В камнях дух, похороненный заживо,

Перекличку ведёт площадей.

И сквозь сумрак, в рассветном тумане

Юрика золотой головой,

Всё качает, качать не устанет,

Отворяет простор голубой.

Зданья в призрачном столоверчении

В каббалический строятся ряд,

Как монахи в молитвенном рвении,

Про себя монотонно твердят,

Обещают мне то, что забыто

Распростилось, ушло, не сбылось.

То, что в памяти прочно закрыто

И, казалось, с собой не бралось...

Аскетизм мне щитом в оправдание.

Но, похоже, надеялся зря.

И желанья и полужелания

Всё бегут, догоняют меня.

ГОРНАЯ ЭЛЕГИЯ

Табун лошадей закусил удила.

Такая дорога, что чёрту мила.

Несутся вприсядку тасманские ели

Под свист залихватский цыганской свирели.

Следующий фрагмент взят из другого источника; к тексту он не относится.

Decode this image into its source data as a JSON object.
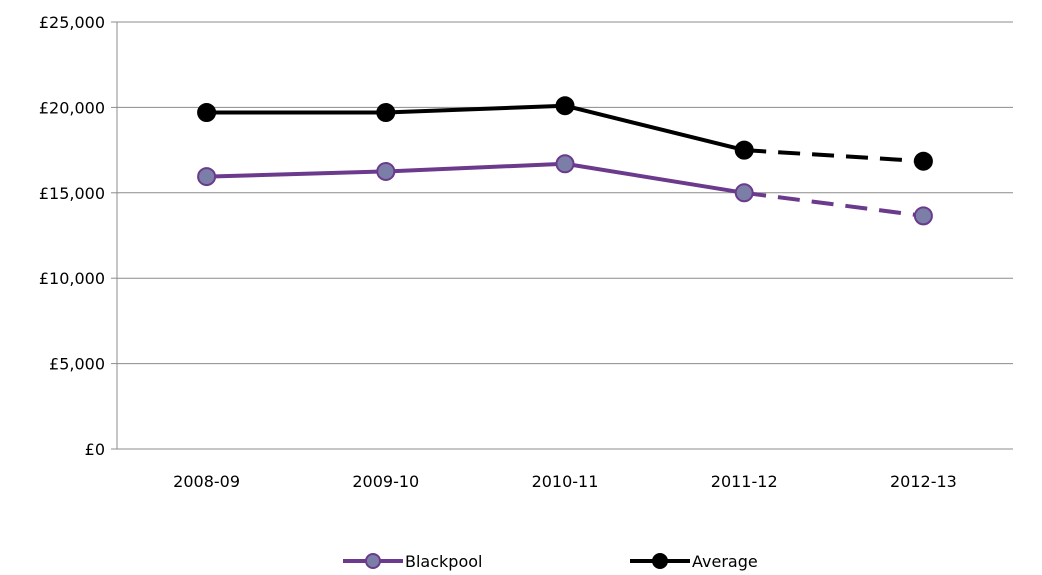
{
  "chart_data": {
    "type": "line",
    "categories": [
      "2008-09",
      "2009-10",
      "2010-11",
      "2011-12",
      "2012-13"
    ],
    "ylim": [
      0,
      25000
    ],
    "yticks": [
      {
        "value": 0,
        "label": "£0"
      },
      {
        "value": 5000,
        "label": "£5,000"
      },
      {
        "value": 10000,
        "label": "£10,000"
      },
      {
        "value": 15000,
        "label": "£15,000"
      },
      {
        "value": 20000,
        "label": "£20,000"
      },
      {
        "value": 25000,
        "label": "£25,000"
      }
    ],
    "grid": true,
    "legend_position": "bottom",
    "series": [
      {
        "name": "Blackpool",
        "values": [
          15950,
          16250,
          16700,
          15000,
          13650
        ],
        "dashed_from_index": 3,
        "line_color": "#6b3a8c",
        "marker_fill": "#7b7fa8",
        "marker_stroke": "#6b3a8c"
      },
      {
        "name": "Average",
        "values": [
          19700,
          19700,
          20100,
          17500,
          16850
        ],
        "dashed_from_index": 3,
        "line_color": "#000000",
        "marker_fill": "#000000",
        "marker_stroke": "#000000"
      }
    ]
  }
}
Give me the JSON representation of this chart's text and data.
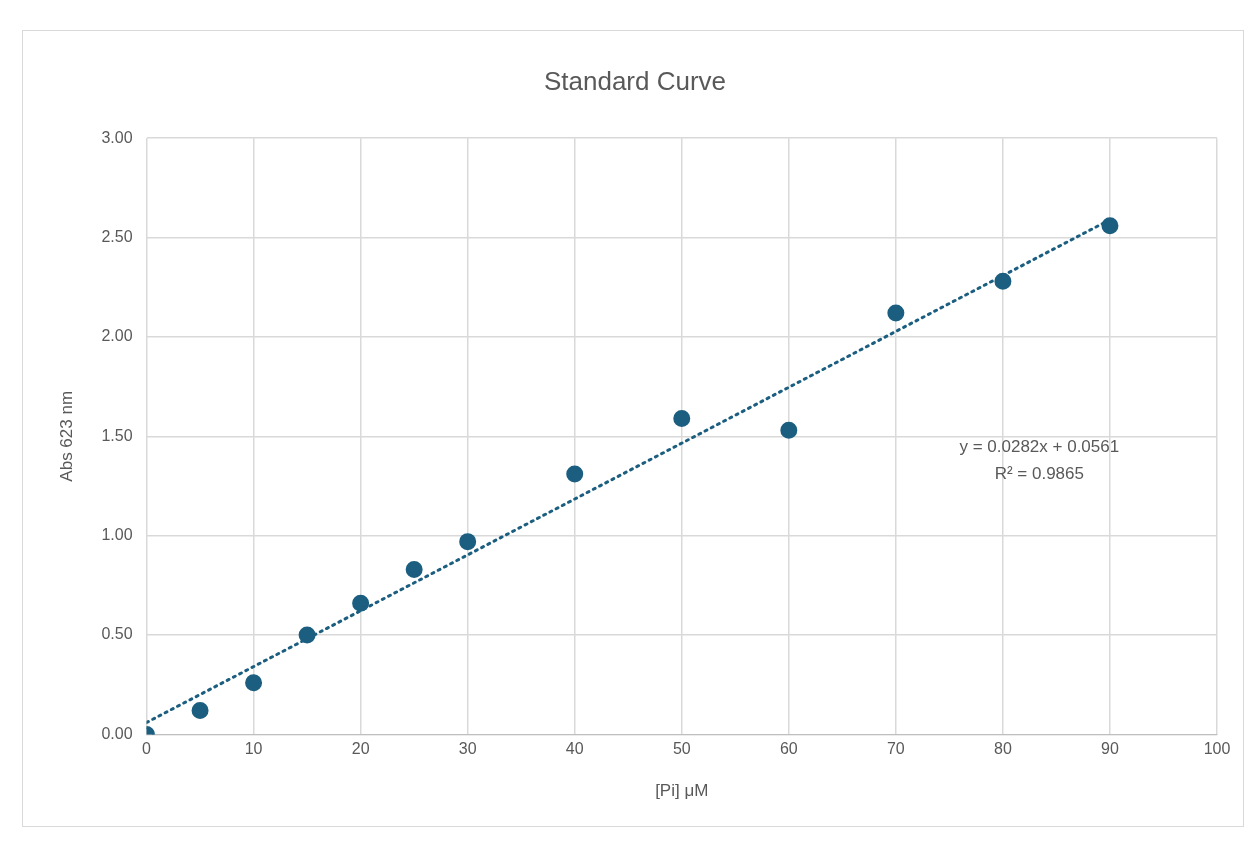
{
  "chart_data": {
    "type": "scatter",
    "title": "Standard Curve",
    "xlabel": "[Pi] μM",
    "ylabel": "Abs 623 nm",
    "xlim": [
      0,
      100
    ],
    "xticks": [
      0,
      10,
      20,
      30,
      40,
      50,
      60,
      70,
      80,
      90,
      100
    ],
    "ylim": [
      0,
      3
    ],
    "yticks": [
      {
        "value": 0,
        "label": "0.00"
      },
      {
        "value": 0.5,
        "label": "0.50"
      },
      {
        "value": 1,
        "label": "1.00"
      },
      {
        "value": 1.5,
        "label": "1.50"
      },
      {
        "value": 2,
        "label": "2.00"
      },
      {
        "value": 2.5,
        "label": "2.50"
      },
      {
        "value": 3,
        "label": "3.00"
      }
    ],
    "grid": true,
    "legend": false,
    "marker": "circle",
    "series": [
      {
        "color": "#1b5e80",
        "x": [
          0,
          5,
          10,
          15,
          20,
          25,
          30,
          40,
          50,
          60,
          70,
          80,
          90
        ],
        "values": [
          0,
          0.12,
          0.26,
          0.5,
          0.66,
          0.83,
          0.97,
          1.31,
          1.59,
          1.53,
          2.12,
          2.28,
          2.56
        ]
      },
      {
        "type": "line",
        "color": "#1b5e80",
        "line_style": "dotted",
        "marker": "none",
        "x": [
          0,
          90
        ],
        "values": [
          0.06,
          2.59
        ]
      }
    ],
    "annotations": [
      "y = 0.0282x + 0.0561",
      "R² = 0.9865"
    ]
  }
}
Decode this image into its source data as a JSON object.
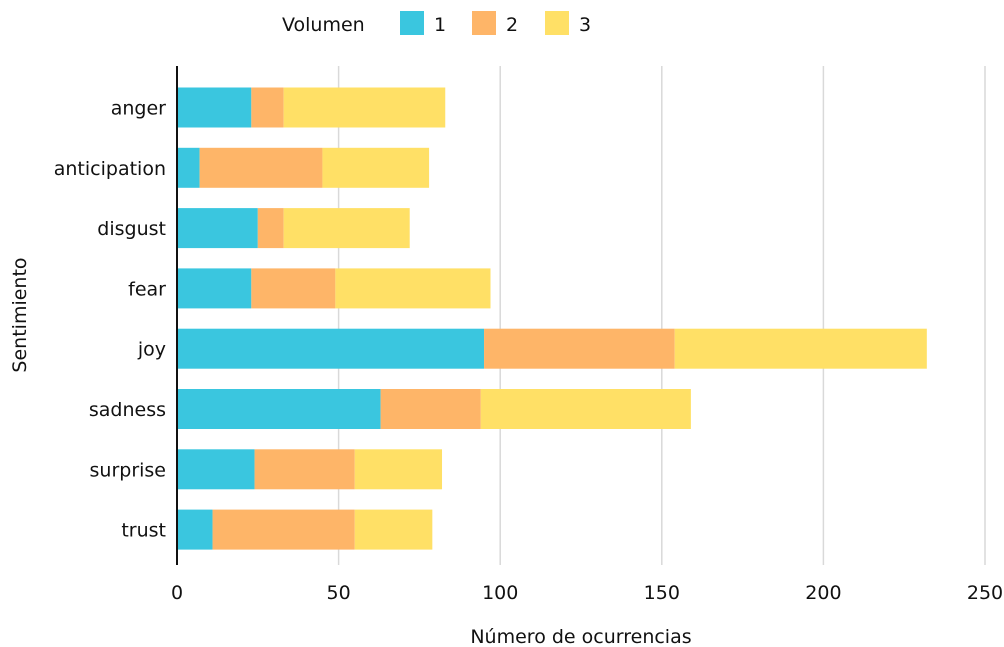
{
  "chart_data": {
    "type": "bar",
    "orientation": "horizontal",
    "stacked": true,
    "categories": [
      "anger",
      "anticipation",
      "disgust",
      "fear",
      "joy",
      "sadness",
      "surprise",
      "trust"
    ],
    "series": [
      {
        "name": "1",
        "color": "#3ac6df",
        "values": [
          23,
          7,
          25,
          23,
          95,
          63,
          24,
          11
        ]
      },
      {
        "name": "2",
        "color": "#feb568",
        "values": [
          10,
          38,
          8,
          26,
          59,
          31,
          31,
          44
        ]
      },
      {
        "name": "3",
        "color": "#ffe066",
        "values": [
          50,
          33,
          39,
          48,
          78,
          65,
          27,
          24
        ]
      }
    ],
    "title": "",
    "legend_title": "Volumen",
    "legend_position": "top",
    "xlabel": "Número de ocurrencias",
    "ylabel": "Sentimiento",
    "xlim": [
      0,
      250
    ],
    "xticks": [
      "0",
      "50",
      "100",
      "150",
      "200",
      "250"
    ],
    "grid": "vertical"
  }
}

И рокот тревожный басовой струны –

Ревущих колёс посреди тишины.

Кружит, словно в вальсе седая гора,

Сегодня любовник, чур, буду не я.

Скала подступает, душа в каблуке

И нить Ариадны зажата в руке.

Но если раз сто перевалишь гряду,

Но если проедешь сквозь эту беду,

В избушке смолистой, в дремучем лесу

Получишь на ужин фасолевый суп,

Бумажный стаканчик с игристым вином

И чай в котелке с закоптившимся дном.

А завтра тропинка приткнётся туда,

Где бурно по скалам струится вода,

Где сумрак провалов под куполом сфер,

Где звёздное небо во мраке пещер.

И вспомниться может покинутый край

В местечке со странным названием Рай,

Где травы по пояс, где липы в цвету,

И пчелы сосут медовую росу.

И будет журчать за стеною река,

Деревья вершиной качать облака,

И будешь, под бархатный шёпот струны,

Петь грустные песни далекой страны.

И станет на сердце от песни теплей

И сердце подскажет – всё будет о`кей.

Пусть время умчится, пусть двинется вспять

Но будут по-прежнему горы стоять,

Деревья в обхват подпирать вышину,

И будут мужчины ходить на войну.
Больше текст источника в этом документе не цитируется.